The men look tired and dirty, a little like Bolek’s crew. They take vodka and sugar out of their rucksacks and pack women’s underwear. Izolda trades the socks from Józio’s aunt for a white sheet. They give her instructions: we hold the sheet over our head, we move by jumping and every few metres we crouch down. Then we keep still for a while. Make sure you’re covered by the sheet, it has to touch the snow. Please remember: keep absolutely still. Then we take a few more jumps and crouch down again. We call it rabbit-hopping, think you can manage?
She runs with the men – across the snow-covered field, through the forest, across another field – she crouches, doesn’t take off the sheet, keeps absolutely still, then runs again. A pale, cold sun appears. They’re in the Generalgouvernement. She hands back her sheet and asks the way to the nearest train station.
She dyes her hair (her favourite colour – ash blonde).

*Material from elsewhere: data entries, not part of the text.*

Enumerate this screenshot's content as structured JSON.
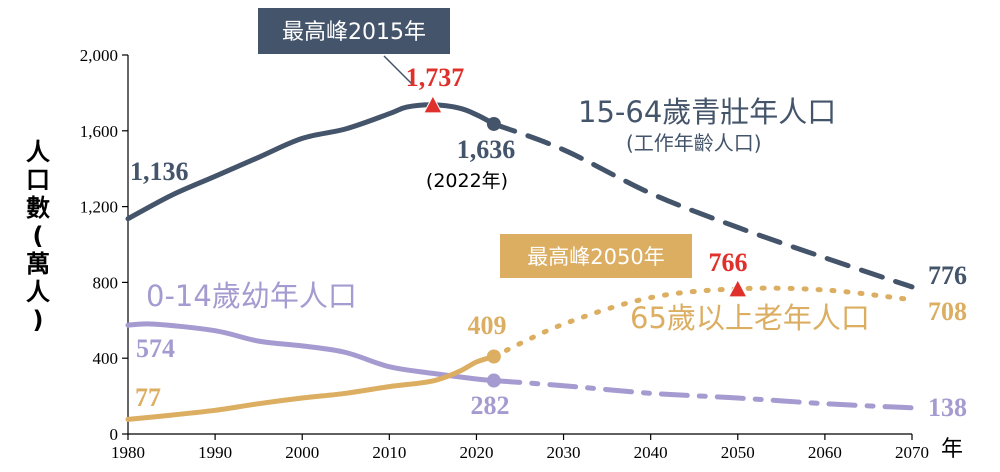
{
  "chart_data": {
    "type": "line",
    "ylabel": "人口數(萬人)",
    "xunit": "年",
    "xlim": [
      1980,
      2070
    ],
    "ylim": [
      0,
      2000
    ],
    "x_ticks": [
      1980,
      1990,
      2000,
      2010,
      2020,
      2030,
      2040,
      2050,
      2060,
      2070
    ],
    "y_ticks": [
      0,
      400,
      800,
      1200,
      1600,
      2000
    ],
    "y_tick_labels": [
      "0",
      "400",
      "800",
      "1,200",
      "1,600",
      "2,000"
    ],
    "grid": false,
    "colors": {
      "working": "#44546a",
      "young": "#a59bd0",
      "elderly": "#dcae62",
      "peak": "#e0302b"
    },
    "series": [
      {
        "key": "working",
        "name": "15-64歲青壯年人口",
        "subname": "(工作年齡人口)",
        "actual": [
          [
            1980,
            1136
          ],
          [
            1985,
            1260
          ],
          [
            1990,
            1360
          ],
          [
            1995,
            1460
          ],
          [
            2000,
            1560
          ],
          [
            2005,
            1610
          ],
          [
            2010,
            1690
          ],
          [
            2012,
            1725
          ],
          [
            2015,
            1737
          ],
          [
            2018,
            1720
          ],
          [
            2020,
            1685
          ],
          [
            2022,
            1636
          ]
        ],
        "projected": [
          [
            2022,
            1636
          ],
          [
            2030,
            1500
          ],
          [
            2040,
            1270
          ],
          [
            2050,
            1090
          ],
          [
            2060,
            930
          ],
          [
            2070,
            776
          ]
        ],
        "start_label": "1,136",
        "end_label": "776"
      },
      {
        "key": "young",
        "name": "0-14歲幼年人口",
        "actual": [
          [
            1980,
            574
          ],
          [
            1983,
            580
          ],
          [
            1990,
            545
          ],
          [
            1995,
            490
          ],
          [
            2000,
            465
          ],
          [
            2005,
            430
          ],
          [
            2010,
            355
          ],
          [
            2015,
            320
          ],
          [
            2020,
            290
          ],
          [
            2022,
            282
          ]
        ],
        "projected": [
          [
            2022,
            282
          ],
          [
            2030,
            255
          ],
          [
            2040,
            215
          ],
          [
            2050,
            190
          ],
          [
            2060,
            160
          ],
          [
            2070,
            138
          ]
        ],
        "start_label": "574",
        "end_label": "138"
      },
      {
        "key": "elderly",
        "name": "65歲以上老年人口",
        "actual": [
          [
            1980,
            77
          ],
          [
            1985,
            100
          ],
          [
            1990,
            125
          ],
          [
            1995,
            160
          ],
          [
            2000,
            190
          ],
          [
            2005,
            215
          ],
          [
            2010,
            250
          ],
          [
            2015,
            280
          ],
          [
            2018,
            330
          ],
          [
            2020,
            380
          ],
          [
            2022,
            409
          ]
        ],
        "projected": [
          [
            2022,
            409
          ],
          [
            2030,
            580
          ],
          [
            2040,
            720
          ],
          [
            2050,
            766
          ],
          [
            2060,
            760
          ],
          [
            2070,
            708
          ]
        ],
        "start_label": "77",
        "end_label": "708"
      }
    ],
    "annotations": {
      "working_peak": {
        "x": 2015,
        "y": 1737,
        "value_label": "1,737",
        "box_text": "最高峰2015年"
      },
      "working_2022": {
        "x": 2022,
        "y": 1636,
        "value_label": "1,636",
        "year_note": "(2022年)"
      },
      "young_2022": {
        "x": 2022,
        "y": 282,
        "value_label": "282"
      },
      "elderly_2022": {
        "x": 2022,
        "y": 409,
        "value_label": "409"
      },
      "elderly_peak": {
        "x": 2050,
        "y": 766,
        "value_label": "766",
        "box_text": "最高峰2050年"
      }
    }
  }
}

She replaces her tooth (the new tooth comes on a little screw, very practical, the technician assured her, you can take it out if you need to. She found that strange: why would you want to take out an artificial tooth?).
She retrieves her compact. (Stefa cried so much when she received your letter, says Stefa’s colleague, a typist at the Ostbahn. She was so sorry she didn’t give you that crib for algebra… But I’m giving you a hat instead, Stefa announces, and sure enough she hands Izolda a beautiful black hat, with a large fancy brim, a keepsake from her romantic mother.) The typist gives her a pair of patent-leather shoes with high heels (custom-made on Nowy Świat right before the war) and Mrs Krusiewicz painstakingly alters the overcoat left by her husband.